“It is not clear why a social transformation of such depth and proportions has so long escaped the scrutiny of social scientists; perhaps they are too close to the issue.”
Whatever the reason, ‘The Nerd Report’ remains to this day one of the most extensive and far-reaching nerdological investigations ever undertaken. The work was performed at the Homa Lab of Arizona State University – headed by professor Donald Homa (pictured) of the Department of Psychology, ASU college of Liberal Arts&Sciences.
Investigators Julie Omohundro, Nina De Lange, and Phillip S. Lasiter compared, correlated and contrasted the concept of Nerdiness with other categories such as Buffoon, Coward, Creep, Drip, Fool, Ingrate, Jerk, Liar, Scoundrel, Turkey, Wimp (and more). At the time, sophisticated ‘Scaling Software’ had recently become available – prof. Homa explains “A scaling program refers to a computer program (or programs) that typically takes psychological data (like similarity judgements) and converts it to a representation that is typically map-like.” Thus the study was not only able to provide a multidimensional visual overview of nerdometry, but also cross-referenced nerdism with other psychological traits – Social Adeptiveness, Cowardice, Friendliness, Evilness, Extroversion, Dullness, Silliness, Repulsiveness, Effectiveness, and Intelligence etc etc. (For an example nerd-map see this 2-dimensional KYST- space plot)

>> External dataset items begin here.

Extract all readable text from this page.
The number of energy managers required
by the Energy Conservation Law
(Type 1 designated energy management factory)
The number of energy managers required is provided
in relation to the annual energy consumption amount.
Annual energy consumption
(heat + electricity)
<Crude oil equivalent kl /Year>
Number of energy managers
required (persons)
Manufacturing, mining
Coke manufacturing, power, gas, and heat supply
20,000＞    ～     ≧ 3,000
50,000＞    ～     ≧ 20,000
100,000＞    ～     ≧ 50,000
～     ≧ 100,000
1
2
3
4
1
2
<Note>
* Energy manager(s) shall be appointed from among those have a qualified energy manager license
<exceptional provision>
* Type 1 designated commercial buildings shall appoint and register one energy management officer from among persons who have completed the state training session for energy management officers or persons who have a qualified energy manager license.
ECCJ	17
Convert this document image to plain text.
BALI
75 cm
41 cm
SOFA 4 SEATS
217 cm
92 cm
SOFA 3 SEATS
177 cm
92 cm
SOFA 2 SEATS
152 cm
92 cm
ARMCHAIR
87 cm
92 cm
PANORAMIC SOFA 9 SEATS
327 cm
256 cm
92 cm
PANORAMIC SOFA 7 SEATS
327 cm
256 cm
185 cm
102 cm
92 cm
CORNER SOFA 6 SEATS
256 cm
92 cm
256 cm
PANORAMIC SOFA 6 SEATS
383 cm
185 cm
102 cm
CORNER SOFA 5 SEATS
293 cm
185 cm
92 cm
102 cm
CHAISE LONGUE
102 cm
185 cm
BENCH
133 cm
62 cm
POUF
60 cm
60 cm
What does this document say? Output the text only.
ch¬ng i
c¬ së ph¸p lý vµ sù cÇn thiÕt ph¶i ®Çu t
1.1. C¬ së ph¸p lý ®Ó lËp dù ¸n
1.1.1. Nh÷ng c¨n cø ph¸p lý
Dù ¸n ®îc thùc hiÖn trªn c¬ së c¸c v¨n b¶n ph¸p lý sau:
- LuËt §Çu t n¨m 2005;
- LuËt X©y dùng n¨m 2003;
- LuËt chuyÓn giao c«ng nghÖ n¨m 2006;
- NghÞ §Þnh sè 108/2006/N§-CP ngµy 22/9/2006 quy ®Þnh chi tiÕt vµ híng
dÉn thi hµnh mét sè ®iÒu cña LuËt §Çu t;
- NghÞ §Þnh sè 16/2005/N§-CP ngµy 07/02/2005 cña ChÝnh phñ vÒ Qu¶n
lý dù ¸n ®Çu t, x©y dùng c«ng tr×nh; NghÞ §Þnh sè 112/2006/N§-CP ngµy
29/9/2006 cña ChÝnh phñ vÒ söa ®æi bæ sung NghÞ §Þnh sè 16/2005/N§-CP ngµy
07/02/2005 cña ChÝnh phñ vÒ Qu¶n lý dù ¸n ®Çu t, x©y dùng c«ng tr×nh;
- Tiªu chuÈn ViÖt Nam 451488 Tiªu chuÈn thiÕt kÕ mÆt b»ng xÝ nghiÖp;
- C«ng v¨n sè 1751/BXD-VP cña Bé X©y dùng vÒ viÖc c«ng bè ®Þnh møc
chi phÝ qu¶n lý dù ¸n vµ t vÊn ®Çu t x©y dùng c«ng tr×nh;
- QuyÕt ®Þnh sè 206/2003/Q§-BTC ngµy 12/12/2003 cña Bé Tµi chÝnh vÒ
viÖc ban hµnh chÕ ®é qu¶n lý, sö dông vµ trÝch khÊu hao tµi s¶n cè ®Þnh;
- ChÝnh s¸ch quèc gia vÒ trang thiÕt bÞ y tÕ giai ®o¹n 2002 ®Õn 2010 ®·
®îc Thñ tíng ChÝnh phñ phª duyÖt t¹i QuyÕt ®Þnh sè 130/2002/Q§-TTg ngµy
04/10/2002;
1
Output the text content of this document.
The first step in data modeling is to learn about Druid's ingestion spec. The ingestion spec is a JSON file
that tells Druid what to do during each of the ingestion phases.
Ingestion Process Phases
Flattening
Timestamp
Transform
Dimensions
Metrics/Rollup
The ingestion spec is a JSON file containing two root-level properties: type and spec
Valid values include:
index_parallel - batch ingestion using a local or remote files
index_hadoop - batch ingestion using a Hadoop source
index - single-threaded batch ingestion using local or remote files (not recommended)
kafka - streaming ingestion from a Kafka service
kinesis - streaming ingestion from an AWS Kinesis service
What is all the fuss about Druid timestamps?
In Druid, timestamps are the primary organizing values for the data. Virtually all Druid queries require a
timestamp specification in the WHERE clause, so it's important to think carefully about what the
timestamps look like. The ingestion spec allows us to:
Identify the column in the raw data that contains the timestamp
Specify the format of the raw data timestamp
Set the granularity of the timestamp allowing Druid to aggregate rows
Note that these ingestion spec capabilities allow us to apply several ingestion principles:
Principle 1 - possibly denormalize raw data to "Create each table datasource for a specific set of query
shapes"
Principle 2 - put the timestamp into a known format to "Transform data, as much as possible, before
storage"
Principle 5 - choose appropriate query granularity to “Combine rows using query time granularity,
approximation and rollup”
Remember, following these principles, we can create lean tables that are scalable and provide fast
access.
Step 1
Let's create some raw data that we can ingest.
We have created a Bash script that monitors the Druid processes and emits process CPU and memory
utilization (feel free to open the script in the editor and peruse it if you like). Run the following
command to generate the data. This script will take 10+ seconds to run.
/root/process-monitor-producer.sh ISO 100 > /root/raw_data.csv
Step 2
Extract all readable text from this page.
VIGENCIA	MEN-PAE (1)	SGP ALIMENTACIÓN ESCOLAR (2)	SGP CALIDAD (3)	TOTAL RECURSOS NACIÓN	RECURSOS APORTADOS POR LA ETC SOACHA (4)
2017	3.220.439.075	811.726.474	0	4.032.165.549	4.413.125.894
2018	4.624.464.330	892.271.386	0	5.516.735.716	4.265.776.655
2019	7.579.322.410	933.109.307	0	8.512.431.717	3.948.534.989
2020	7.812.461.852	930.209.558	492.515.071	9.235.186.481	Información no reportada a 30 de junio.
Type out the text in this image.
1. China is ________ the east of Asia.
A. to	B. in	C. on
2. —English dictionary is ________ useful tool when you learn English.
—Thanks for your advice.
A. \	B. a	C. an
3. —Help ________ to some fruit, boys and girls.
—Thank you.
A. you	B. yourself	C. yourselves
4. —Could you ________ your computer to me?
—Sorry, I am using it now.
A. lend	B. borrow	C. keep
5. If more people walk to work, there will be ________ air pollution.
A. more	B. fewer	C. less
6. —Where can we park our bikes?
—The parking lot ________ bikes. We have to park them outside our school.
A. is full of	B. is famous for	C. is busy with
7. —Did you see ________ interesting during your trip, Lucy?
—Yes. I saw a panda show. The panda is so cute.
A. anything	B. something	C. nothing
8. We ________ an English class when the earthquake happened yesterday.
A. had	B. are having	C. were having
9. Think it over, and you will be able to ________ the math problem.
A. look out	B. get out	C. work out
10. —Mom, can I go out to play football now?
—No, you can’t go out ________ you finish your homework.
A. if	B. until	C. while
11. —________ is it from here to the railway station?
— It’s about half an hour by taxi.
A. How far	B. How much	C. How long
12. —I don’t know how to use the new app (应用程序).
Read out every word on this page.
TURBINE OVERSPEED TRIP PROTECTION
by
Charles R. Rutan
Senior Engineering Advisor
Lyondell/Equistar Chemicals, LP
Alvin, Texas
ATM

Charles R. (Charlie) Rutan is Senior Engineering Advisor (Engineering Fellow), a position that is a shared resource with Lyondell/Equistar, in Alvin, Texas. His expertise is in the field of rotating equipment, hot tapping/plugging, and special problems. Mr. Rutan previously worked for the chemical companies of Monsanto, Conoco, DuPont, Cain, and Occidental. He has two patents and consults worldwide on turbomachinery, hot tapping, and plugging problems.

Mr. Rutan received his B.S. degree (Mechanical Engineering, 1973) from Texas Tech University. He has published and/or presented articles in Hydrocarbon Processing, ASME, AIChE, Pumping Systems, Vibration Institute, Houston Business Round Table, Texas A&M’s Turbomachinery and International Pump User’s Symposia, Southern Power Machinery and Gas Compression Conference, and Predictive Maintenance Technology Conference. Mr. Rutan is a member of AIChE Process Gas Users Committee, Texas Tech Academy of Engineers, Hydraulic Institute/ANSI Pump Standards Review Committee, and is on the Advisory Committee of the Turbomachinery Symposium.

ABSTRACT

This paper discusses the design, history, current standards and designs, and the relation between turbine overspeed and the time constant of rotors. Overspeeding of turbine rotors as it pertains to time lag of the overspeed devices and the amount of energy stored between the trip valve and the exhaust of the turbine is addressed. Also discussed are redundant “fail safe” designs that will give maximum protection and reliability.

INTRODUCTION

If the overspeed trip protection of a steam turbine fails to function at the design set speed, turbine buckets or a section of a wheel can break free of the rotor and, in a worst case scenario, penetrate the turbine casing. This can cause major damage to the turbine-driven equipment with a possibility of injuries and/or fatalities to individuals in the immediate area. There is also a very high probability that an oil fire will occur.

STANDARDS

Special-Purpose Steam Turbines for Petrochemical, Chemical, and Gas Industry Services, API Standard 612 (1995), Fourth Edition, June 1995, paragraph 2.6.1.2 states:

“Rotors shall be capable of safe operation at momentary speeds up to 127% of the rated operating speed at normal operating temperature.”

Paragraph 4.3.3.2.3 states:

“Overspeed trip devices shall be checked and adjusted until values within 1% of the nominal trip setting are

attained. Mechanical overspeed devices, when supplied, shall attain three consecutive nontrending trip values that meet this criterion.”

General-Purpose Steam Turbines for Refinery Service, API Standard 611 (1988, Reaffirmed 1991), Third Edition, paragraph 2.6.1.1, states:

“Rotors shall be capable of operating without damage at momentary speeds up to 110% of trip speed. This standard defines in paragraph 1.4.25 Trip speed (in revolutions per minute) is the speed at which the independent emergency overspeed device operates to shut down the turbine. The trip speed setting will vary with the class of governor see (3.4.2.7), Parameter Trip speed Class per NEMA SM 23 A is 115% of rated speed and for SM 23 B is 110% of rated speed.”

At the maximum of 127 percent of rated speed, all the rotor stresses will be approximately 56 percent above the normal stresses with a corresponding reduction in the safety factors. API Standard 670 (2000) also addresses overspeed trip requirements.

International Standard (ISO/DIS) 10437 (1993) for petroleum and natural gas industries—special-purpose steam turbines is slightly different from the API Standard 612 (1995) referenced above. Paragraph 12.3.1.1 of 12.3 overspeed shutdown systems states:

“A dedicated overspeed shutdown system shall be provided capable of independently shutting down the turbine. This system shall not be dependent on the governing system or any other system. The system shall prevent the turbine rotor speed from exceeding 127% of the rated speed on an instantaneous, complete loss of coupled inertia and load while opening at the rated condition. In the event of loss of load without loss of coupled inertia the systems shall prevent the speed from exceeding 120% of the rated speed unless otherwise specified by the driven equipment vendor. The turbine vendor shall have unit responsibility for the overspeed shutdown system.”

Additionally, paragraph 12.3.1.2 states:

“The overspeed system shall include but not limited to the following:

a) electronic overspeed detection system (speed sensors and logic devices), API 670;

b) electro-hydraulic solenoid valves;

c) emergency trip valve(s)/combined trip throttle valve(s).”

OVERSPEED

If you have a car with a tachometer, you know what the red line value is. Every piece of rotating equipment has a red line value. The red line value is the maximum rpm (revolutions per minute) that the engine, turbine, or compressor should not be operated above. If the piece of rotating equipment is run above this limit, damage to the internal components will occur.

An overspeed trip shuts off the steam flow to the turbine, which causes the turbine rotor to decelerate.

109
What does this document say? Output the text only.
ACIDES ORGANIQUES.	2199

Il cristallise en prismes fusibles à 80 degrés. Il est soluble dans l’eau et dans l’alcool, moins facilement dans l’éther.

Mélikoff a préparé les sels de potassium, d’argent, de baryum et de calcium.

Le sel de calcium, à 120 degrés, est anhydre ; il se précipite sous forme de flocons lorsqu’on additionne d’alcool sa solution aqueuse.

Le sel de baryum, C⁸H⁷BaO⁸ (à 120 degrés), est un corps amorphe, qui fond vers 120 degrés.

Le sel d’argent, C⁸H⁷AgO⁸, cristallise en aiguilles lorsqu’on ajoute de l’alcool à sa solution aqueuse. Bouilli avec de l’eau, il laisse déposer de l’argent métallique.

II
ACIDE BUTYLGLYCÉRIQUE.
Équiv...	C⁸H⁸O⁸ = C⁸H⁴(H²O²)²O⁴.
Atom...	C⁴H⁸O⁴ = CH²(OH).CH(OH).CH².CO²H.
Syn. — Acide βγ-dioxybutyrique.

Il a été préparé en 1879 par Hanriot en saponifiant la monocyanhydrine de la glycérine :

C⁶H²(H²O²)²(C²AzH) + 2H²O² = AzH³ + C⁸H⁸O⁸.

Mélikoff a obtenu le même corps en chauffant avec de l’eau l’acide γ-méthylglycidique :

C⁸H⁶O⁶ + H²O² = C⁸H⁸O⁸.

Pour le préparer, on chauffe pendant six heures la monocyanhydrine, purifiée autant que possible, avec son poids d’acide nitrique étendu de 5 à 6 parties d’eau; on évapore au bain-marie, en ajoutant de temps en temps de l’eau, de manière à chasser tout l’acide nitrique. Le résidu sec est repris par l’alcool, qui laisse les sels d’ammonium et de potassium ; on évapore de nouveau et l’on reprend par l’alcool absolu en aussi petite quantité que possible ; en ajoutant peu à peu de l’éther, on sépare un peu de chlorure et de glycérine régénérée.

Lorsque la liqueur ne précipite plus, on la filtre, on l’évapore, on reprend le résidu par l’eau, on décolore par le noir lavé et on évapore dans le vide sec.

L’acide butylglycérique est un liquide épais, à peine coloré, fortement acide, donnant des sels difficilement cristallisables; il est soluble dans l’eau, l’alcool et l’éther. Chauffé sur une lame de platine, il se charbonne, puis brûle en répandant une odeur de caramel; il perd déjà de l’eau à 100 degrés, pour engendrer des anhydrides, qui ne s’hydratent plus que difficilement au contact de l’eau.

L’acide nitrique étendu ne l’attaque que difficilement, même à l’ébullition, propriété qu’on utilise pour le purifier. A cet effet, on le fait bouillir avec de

At the time of the report, the investigators noted –
“It is the hope of the authors that the present paper will provide a foundation for further investigation of the psychological aspects of Nerdism”
- there is little doubt that they succeeded. Read ‘The Nerd Report’ in full here.
 The paper also provided (in appendix A) the first extensive glossary of nerd-related terminology, e.g.
Lingua Nerda – Any language which is widely used as a means on communication between nerds e.g., “Oh, Wow”.
Nerdometrics - The science of measuring nerdism.
Epiphenerdenon – Any observable fact, occurrence or circumstance that is correlated with nerdism; cause-and-effect relationships may be inferred.
 The paper was “Dedicated to Philadelphia, birthplace of Frankie Avalon, James Darren, Fabian, Eddie Fischer, Al Martino, Jim McKay, and Bobby Rydell.”